According to Sojern’s data, the Oceania region is a consistently strong source market, with the travel intent of tourists in the region increasing from 47% last year’s race week to 52% this year.

The top source markets for the F1 weekend are Australia, Japan, the UK and US. As the UK and US are further away from Singapore, Young advises brands to start their marketing earlier. While most begin three months before the event, he said brands can consider starting as early as six to eight months in advance.

“At the same time, cultural factors, such as a proclivity for last-minute bookings, could play a role, which would then mean brands should intensify their efforts in the later stages of the purchase funnel,” Young added.

Meanwhile, STB is also collaborating with iconic Singaporean night club Zouk. Zouk told Marketing it is gearing up for the race by bringing the F1 experience into Zouk for the entire weekend with star-studded names.

Zouk’s spokesperson said brands should start their marketing three to four weeks prior to the Singapore F1 Grand Prix, with a strong build up towards the final two weeks.
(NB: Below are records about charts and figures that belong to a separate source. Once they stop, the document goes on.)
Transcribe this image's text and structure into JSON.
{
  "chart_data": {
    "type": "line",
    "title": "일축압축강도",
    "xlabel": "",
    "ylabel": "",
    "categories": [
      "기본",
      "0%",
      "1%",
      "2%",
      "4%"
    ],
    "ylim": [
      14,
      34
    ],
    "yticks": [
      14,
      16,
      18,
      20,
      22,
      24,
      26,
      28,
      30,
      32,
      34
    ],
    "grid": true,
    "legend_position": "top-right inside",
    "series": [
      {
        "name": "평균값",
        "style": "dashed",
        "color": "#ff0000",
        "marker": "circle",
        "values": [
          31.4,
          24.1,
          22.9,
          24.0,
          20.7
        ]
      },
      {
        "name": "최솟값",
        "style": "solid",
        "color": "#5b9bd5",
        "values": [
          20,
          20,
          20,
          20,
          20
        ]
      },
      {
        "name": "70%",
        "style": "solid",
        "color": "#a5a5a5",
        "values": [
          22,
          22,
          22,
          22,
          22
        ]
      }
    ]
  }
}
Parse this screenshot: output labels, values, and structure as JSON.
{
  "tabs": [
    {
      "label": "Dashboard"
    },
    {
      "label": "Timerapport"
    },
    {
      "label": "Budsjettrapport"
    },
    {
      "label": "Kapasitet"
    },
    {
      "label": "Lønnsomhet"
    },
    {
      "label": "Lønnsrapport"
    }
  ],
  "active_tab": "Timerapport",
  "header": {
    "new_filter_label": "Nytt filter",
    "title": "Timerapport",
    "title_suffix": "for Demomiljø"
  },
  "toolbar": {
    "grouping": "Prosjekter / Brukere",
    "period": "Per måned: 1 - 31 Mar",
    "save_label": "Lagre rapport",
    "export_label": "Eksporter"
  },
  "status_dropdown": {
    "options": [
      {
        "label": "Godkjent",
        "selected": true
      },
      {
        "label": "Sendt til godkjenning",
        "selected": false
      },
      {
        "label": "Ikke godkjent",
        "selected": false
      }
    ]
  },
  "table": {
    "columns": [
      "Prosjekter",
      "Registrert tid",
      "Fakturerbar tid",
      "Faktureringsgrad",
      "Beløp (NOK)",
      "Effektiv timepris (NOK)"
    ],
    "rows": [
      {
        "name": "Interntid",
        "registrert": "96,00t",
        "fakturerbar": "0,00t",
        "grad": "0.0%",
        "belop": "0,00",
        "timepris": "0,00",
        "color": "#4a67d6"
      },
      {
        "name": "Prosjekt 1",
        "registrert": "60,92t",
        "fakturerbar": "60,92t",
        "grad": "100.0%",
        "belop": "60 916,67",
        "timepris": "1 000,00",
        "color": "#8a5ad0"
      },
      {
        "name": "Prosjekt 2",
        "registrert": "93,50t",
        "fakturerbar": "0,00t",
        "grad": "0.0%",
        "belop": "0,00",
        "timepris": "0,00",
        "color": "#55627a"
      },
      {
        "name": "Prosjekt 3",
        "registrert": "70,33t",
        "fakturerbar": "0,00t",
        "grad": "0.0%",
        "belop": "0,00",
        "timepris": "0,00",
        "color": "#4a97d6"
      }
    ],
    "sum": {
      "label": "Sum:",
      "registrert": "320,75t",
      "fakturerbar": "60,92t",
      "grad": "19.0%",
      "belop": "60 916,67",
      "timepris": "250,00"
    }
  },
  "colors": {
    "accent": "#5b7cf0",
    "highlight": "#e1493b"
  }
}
As for the nightclub, it aims to capitalise on its strength as an iconic institution and “merge that with providing [its] guests with the glitz and glamour of F1”.

Currently, the STB is working with existing and new GPSS stakeholders such as CE LA VI, 1-Altitude, Singapore Art Museum, Peranakan restaurant Blue Ginger and local lifestyle retailer NAIISE, to provide a variety of special experiences and promotions.